What’s up with you this week? Did you have a good Mother’s Day? Any parenting tidbits to share?
Kathy says
Love your honesty with your coffee talk. My Mother’s day was nice but also included laundry :). I also do not like to be pampered (too much). This was probably one of the most balanced Mother’s day I have had. On Saturday I ran the Indianapolis Mini Marathon and my family was there cheering me on with posters. Just seeing them in the crowd made my day and was probably the best gift they could have given me. But the icing on the cake was that both my girls (ages 19 & 17) said they were so inspired that they wanted to start running and do a 5K then my youngest a day later said she might like to try the half marathon. They already have the Couch to 5K schedule and have already hit the pavement. Really proud of them. I hope to run a 5K with them by late summer perhaps.

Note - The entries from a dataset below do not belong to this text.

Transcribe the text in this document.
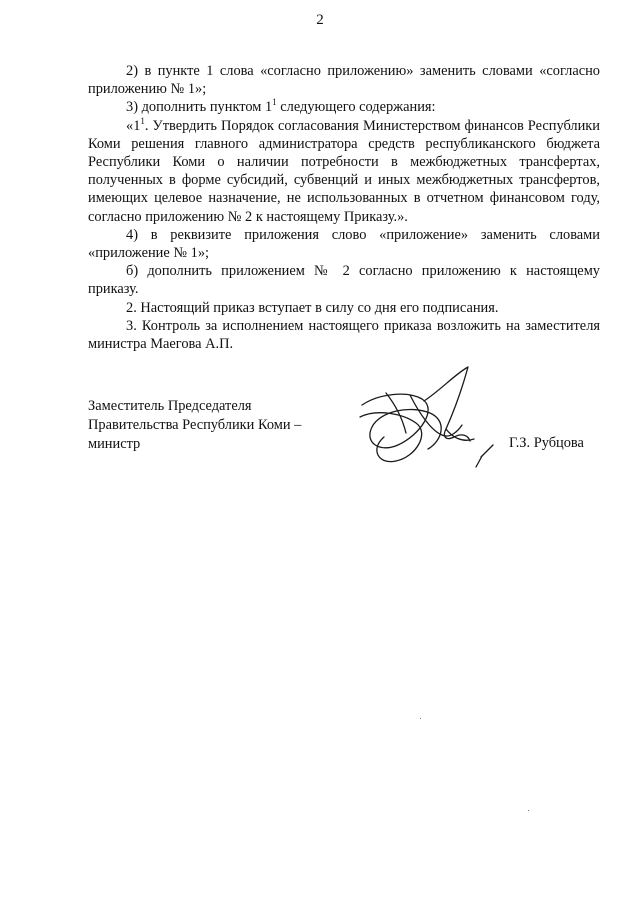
2

2) в пункте 1 слова «согласно приложению» заменить словами «согласно приложению № 1»;

3) дополнить пунктом $1^1$ следующего содержания:

«$1^1$. Утвердить Порядок согласования Министерством финансов Республики Коми решения главного администратора средств республиканского бюджета Республики Коми о наличии потребности в межбюджетных трансфертах, полученных в форме субсидий, субвенций и иных межбюджетных трансфертов, имеющих целевое назначение, не использованных в отчетном финансовом году, согласно приложению № 2 к настоящему Приказу.».

4) в реквизите приложения слово «приложение» заменить словами «приложение № 1»;

б) дополнить приложением № 2 согласно приложению к настоящему приказу.

2. Настоящий приказ вступает в силу со дня его подписания.

3. Контроль за исполнением настоящего приказа возложить на заместителя министра Маегова А.П.

Заместитель Председателя
Правительства Республики Коми –
министр	Г.З. Рубцова
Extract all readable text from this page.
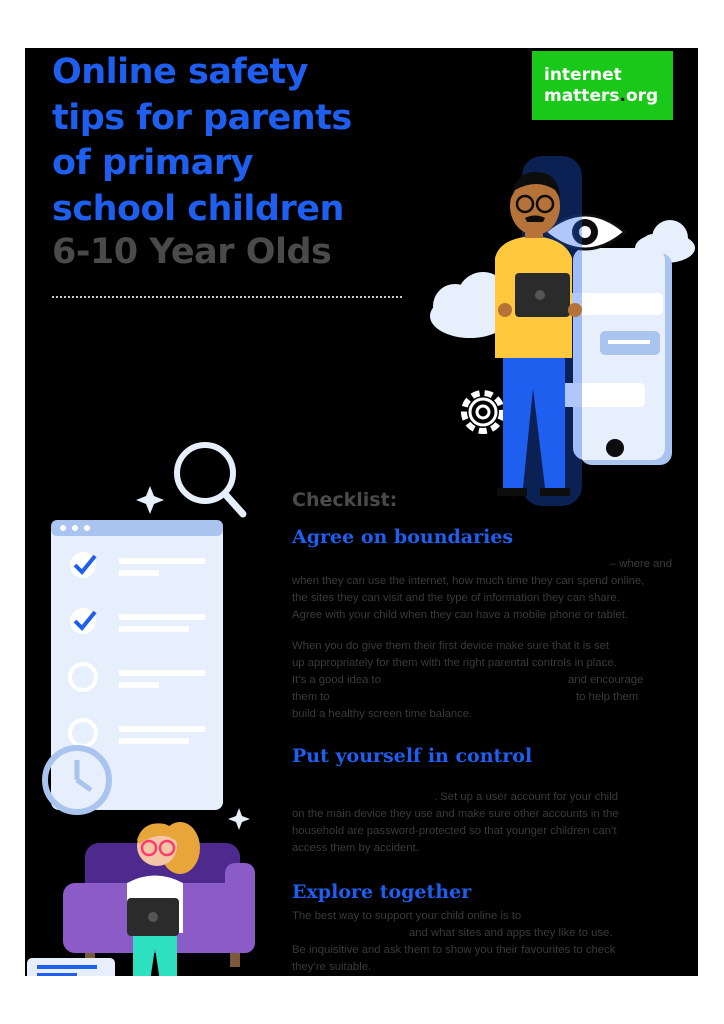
Online safety
tips for parents
of primary
school children
6-10 Year Olds
internet
matters.org
Checklist:
Agree on boundaries
– where and
when they can use the internet, how much time they can spend online,
the sites they can visit and the type of information they can share.
Agree with your child when they can have a mobile phone or tablet.
When you do give them their first device make sure that it is set
up appropriately for them with the right parental controls in place.
It’s a good idea to	and encourage
them to	to help them
build a healthy screen time balance.
Put yourself in control
. Set up a user account for your child
on the main device they use and make sure other accounts in the
household are password-protected so that younger children can’t
access them by accident.
Explore together
The best way to support your child online is to
and what sites and apps they like to use.
Be inquisitive and ask them to show you their favourites to check
they’re suitable.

Have a great day and I look forward to your blog upgrades. Also excited for you to attend your blogging conference!!!
Maryea says
Oh that’s awesome!! That would have made my day as well. Maybe next year I’ll find a race to run. 🙂
Kate says
My Mother’s Day was nice – but nothing fancy. No being put on a pedestal. I made dinner. And did the laundry. Frankly that’s fine with me. My son is 16 months old, what is he supposed to do on Mother’s Day anyway? I enjoyed family time and did some chores. But when I opened my instagram feed in the evening, I couldn’t help but get some of the ugh feeling you’re talking about – just a little, but it was there…
I guess my point is, thanks for being honest! 🙂
Maryea says
Social media can be a blessing and a curse sometimes. Mine would have been much more fine if the kids weren’t grumpy and fighting. That’s what bothered me the most. 🙁
Heather says
Love your “coffee talks!” Can’t wait to hear about the blogging conference! I am THIS CLOSE to starting a blog but it feels too overwhelming but I just feel like I have alot to say and to share…we’ll see!
Maryea says
It’s overwhelming and exciting and fun at the same time. I have two friends who recently started blogs and it’s so fun for me to watch them at the beginning stages. I think you should do it!
Christine says
My expectations for Mother’s Day are pretty low, so I suppose my husband lived up to those lol. The sun finally shown in our neck of the woods at least. I think my biggest parenting drama right now is my 4 year old’s screen time. Its hard to convince him that playing with toys is more fun than watching Octonauts. He spends 1-2 hours a day being allowed to watch something, but spends another few hours bugging me about watching something…
Maryea says
I’m going through the same thing with Luke! He wants screen time all the time! I’m ready to ban it all together because I can’t stand the constant asking for it. UGH.
Michele says
My Mother’s Day went just as well as yours did! There’s a park across from my house where a marathon was being held. They decided to test their speaker systems and blast music at 5:30am, despite the race starting at 7:00 – so I’m up at 5:30. We then went to my sister’s (45 minutes away) to have brunch with my sister’s family and my mother. (That part was nice.) We then went to watch my nephew play soccer. That’s when it all fell apart because my 3 1/2 year old son, who sometimes needs a nap and sometimes doesn’t, apparently needed a nap that day. I didn’t even recognize him as he started acting up and hysterically crying (not sure why) and we had to leave. Had the longest, worst ride home until my son finally fell asleep ten minutes from home, which threw off any chance of him going to bed at a reasonable hour and him not acting right the rest of the day. My husband said something to me about making dinner and I said “on Mother’s Day?!” so he ended up doing it. Anyway, like you said, I’m so lucky to have what I have but it could’ve been better…
I have to say this line “they ate frankendogs at the camp out. Fantastic” had me laughing! Same exact thing I’d be thinking!
Maryea says
Oh man! The music at 5:30 am would have made me livid. At least let me sleep in a bit!